The new reforms build on the current standards, which include:
- No Member Financial Interest:
- Members are not allowed to pursue Community Project Funding to further his or her financial interest, or that of his or her spouse. Each Member requesting Community Project Funding must certify that there is no such interest.
- Request in Writing:
- Members requesting Community Project Funding must do so in writing including the name and location of the intended recipient, and the purpose of the spending item.
- Committee Consideration:
- When reporting legislation containing Community Project Funding, a Committee must identify each item in the corresponding committee report or joint explanatory statement, and make it publicly available online.
- Disclosure Before Floor Consideration:
- Rules prohibit a vote on a bill or a vote on adoption of a conference report, unless the chair of the committee in question certifies that a complete list of Community Project Funding has been publicly available for at least 48 hours.
- Point of Order Against New Projects in Conference Reports:
- A point of order may be raised against a provision of the conference report if it includes Community Project Funding that was not included in either the House or Senate bills.
Deadlines for Appropriations Requests
Each Member office typically sets a deadline for constituents to submit their appropriations requests. Deadlines vary by member offices, but the deadlines are usually around the end of March.
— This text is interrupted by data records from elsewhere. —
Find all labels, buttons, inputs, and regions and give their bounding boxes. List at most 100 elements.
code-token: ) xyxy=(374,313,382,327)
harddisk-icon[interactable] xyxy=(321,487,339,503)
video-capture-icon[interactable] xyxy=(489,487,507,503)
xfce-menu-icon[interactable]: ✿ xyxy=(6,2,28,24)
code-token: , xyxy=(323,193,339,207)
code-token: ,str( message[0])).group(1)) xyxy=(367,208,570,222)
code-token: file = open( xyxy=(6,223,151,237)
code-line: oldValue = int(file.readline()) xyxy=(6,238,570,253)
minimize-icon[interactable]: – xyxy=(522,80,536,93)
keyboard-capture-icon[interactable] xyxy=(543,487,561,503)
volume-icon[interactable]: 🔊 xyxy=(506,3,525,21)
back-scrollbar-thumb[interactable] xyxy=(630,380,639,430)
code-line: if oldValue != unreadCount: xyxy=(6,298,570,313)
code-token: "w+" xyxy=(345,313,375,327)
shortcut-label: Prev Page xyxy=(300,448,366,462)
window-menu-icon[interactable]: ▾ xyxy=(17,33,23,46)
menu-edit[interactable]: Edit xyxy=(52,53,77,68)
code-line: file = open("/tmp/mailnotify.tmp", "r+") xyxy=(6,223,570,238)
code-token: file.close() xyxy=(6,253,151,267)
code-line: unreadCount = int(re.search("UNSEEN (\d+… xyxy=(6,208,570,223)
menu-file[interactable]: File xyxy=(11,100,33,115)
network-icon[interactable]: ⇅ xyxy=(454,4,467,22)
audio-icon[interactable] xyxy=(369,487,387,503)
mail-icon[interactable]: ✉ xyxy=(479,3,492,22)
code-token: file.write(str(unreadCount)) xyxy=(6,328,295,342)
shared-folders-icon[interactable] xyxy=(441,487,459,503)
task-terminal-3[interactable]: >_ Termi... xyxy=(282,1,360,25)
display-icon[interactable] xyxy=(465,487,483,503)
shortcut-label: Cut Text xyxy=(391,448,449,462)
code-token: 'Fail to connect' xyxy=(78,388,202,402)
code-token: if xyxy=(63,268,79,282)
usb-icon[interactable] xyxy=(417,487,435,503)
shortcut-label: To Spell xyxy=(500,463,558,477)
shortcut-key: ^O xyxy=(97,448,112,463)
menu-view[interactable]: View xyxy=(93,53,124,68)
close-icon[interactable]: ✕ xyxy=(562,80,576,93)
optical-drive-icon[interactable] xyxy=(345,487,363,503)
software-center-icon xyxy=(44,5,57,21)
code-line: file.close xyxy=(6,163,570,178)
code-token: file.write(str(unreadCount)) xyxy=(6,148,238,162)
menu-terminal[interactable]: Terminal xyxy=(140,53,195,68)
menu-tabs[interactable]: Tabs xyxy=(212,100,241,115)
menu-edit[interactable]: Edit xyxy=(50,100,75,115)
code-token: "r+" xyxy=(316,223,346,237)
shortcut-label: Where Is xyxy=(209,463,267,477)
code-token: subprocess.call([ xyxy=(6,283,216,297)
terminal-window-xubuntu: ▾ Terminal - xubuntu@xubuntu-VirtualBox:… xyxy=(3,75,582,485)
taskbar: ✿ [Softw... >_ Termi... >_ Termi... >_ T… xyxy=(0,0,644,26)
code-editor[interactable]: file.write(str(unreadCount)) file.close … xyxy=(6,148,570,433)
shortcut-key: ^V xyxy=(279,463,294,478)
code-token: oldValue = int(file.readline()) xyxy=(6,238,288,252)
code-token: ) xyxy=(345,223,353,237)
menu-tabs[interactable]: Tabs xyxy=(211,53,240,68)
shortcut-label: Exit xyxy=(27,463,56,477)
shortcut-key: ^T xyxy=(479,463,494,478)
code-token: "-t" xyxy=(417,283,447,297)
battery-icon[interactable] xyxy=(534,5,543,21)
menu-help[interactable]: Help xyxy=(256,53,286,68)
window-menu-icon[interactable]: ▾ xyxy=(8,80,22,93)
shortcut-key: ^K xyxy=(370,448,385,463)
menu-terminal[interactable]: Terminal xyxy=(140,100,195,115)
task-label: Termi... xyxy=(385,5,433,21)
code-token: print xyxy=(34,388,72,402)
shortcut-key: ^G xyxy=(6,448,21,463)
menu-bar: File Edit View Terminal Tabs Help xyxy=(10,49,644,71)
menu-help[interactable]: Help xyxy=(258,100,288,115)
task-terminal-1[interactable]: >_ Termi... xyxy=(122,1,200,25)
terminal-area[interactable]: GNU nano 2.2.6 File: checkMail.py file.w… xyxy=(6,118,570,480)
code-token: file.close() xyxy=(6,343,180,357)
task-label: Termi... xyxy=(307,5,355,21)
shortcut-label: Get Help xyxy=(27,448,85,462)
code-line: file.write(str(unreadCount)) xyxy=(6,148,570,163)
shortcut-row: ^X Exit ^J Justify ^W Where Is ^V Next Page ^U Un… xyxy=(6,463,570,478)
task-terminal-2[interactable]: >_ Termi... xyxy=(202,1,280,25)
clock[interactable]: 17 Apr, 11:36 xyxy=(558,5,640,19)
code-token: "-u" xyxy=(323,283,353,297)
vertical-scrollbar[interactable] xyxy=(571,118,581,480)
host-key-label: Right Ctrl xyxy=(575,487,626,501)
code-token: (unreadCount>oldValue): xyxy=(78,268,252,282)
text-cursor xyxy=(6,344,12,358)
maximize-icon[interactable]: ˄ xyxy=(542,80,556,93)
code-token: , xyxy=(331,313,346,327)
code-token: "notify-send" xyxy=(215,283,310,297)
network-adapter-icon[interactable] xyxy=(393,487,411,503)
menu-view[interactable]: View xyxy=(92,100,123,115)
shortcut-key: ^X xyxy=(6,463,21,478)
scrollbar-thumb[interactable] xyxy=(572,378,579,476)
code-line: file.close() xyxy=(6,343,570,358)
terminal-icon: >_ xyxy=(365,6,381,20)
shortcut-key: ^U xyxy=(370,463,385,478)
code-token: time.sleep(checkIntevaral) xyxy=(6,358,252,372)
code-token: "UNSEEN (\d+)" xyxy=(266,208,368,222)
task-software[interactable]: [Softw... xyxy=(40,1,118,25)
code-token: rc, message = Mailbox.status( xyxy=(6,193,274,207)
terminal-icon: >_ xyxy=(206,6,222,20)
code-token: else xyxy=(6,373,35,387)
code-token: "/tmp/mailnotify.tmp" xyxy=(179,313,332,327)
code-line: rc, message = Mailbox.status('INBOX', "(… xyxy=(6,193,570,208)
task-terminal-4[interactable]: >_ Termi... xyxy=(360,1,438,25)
This will give time for each member to submit their appropriations request to the Appropriation Subcommittees.
This year, however, the submission deadlines will be later this spring because the President’s budget will be delayed. The President will likely release his “skinny” budget mid-April and his full budget is expected in late May or June. Members and committees prefer to have the President’s budget before they start finalizing the budget requests. However, it is important for all stakeholders to submit their budget requests as soon as possible to allow members and committees time to process the increased member requests under the new earmark guidelines.